It was not until the very end of the nineteenth century that the “gubernatorial center” of Kyiv once again began to play a role more prominent than that of a provincial capital. Between 1884 and 1889 Mikhail Vrubel´ worked in Kyiv; it was there that he completed his visionary frescoes in St. Cyril’s Church, prepared designs for painting the interiors of St. Volodymyr’s Cathedral that were never executed, and created drawings and studies for still lifes that proved to be influential for russian and Ukrainian art.

Under the influence of Byzantine art coupled with Venetian painting Vrubel´ transformed the heritage of Aleksandr Ivanov’s “Biblical Sketches” into a completely new synthesis which contained the seeds of the future achievements of “left art,” the so-called “avant-garde.” At the same time, he shattered the traditional canons of Orthodox icon painting.
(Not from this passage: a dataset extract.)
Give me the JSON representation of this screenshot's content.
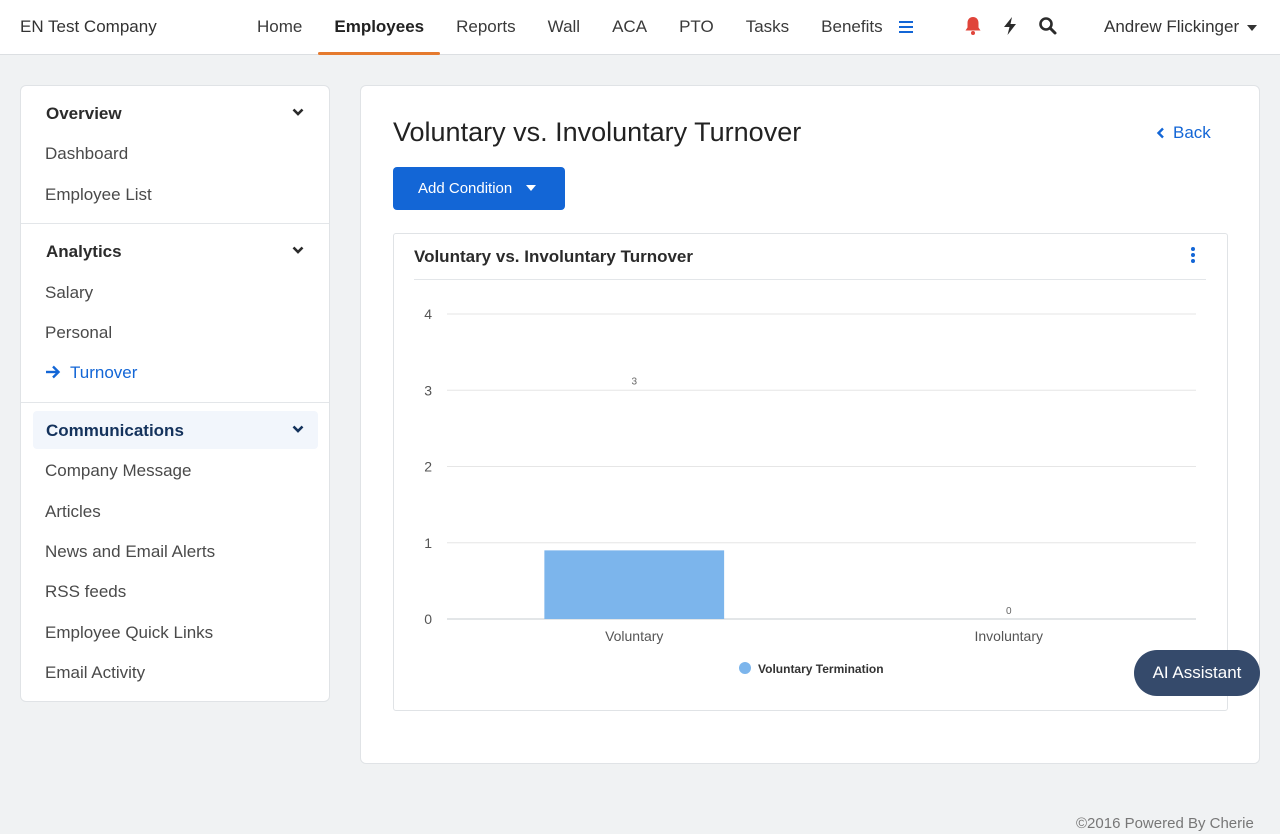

During his Kyiv period Vrubel´ taught at the Kyiv Drawing School, which was founded amidst great difficulties by the Ukrainian realist painter Mykola Murashko. The school was financed by the entrepreneur and patron of the arts Ivan Tereshchenko. When Tereshchenko died in 1901, the Drawing School closed down, and was soon replaced by the Kyiv Art School in the capital. The genre painter Mykola Pymonenko (1862–1912), creator of idyllic paintings of Ukrainian peasant life, taught there until 1905. Among his pupils were Aristarkh Lentulov, Oleksandr Bohomazov, Aleksandra Exter, Abram Manevich, and Volodymyr Burliuk—that is, the leading representatives of the future avant-garde. In one of his autobiographies, Kazimir Malevich writes that he became acquainted with Pymonenko at the beginning of his career:

His paintings made a great impression on me. He showed me the painting Hopak. I was overwhelmed by everything I saw in his studio. There were a great many easels with paintings depicting the life of Ukraine.

I show him my own works, nature studies. I meet the Kyiv Art School.
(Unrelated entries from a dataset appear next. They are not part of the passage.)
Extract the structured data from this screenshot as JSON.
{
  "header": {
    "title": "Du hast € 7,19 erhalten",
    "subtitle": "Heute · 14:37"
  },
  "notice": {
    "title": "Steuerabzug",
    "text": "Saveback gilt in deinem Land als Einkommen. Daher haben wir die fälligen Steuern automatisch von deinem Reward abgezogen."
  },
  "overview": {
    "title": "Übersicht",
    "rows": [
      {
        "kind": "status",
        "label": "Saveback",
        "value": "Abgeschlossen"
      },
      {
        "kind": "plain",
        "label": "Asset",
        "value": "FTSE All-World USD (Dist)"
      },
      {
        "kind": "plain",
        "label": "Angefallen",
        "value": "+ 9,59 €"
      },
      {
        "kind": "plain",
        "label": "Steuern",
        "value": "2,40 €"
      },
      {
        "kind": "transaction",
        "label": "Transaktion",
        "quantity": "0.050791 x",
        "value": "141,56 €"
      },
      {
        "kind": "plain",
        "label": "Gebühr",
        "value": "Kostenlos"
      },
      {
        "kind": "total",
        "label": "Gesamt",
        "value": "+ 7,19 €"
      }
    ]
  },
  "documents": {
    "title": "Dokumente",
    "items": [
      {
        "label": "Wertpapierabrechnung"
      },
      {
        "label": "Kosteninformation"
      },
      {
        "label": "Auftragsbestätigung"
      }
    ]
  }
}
We see no evidence that Malevich had any connection with the art works produced in the Kyiv Art School, but the influence of Pymonenko, even if not attested in Malevich’s output before 1905 (for which period there is no reliable information), is nevertheless obvious in Malevich’s postsuprematist works—for example, in The Reapers or Flower Girl from the State russian Museum. Here is what Malevich recounts about his impressions of the Ukrainian capital:

Every year a great fair was held in the city of Kyiv, which was attended by merchants from all over the world.…

I felt a great attraction for the city of Kyiv. I always had the sense that Kyiv was remarkable. Houses built out of colored bricks, the steep hills, the Dnieper, the distant horizon, steamboats. Everything about its life affected me more and more. Peasant women crossed the Dnieper in skiffs, bringing butter, milk, sour cream, filling the banks and streets of Kyiv, infusing it with special color.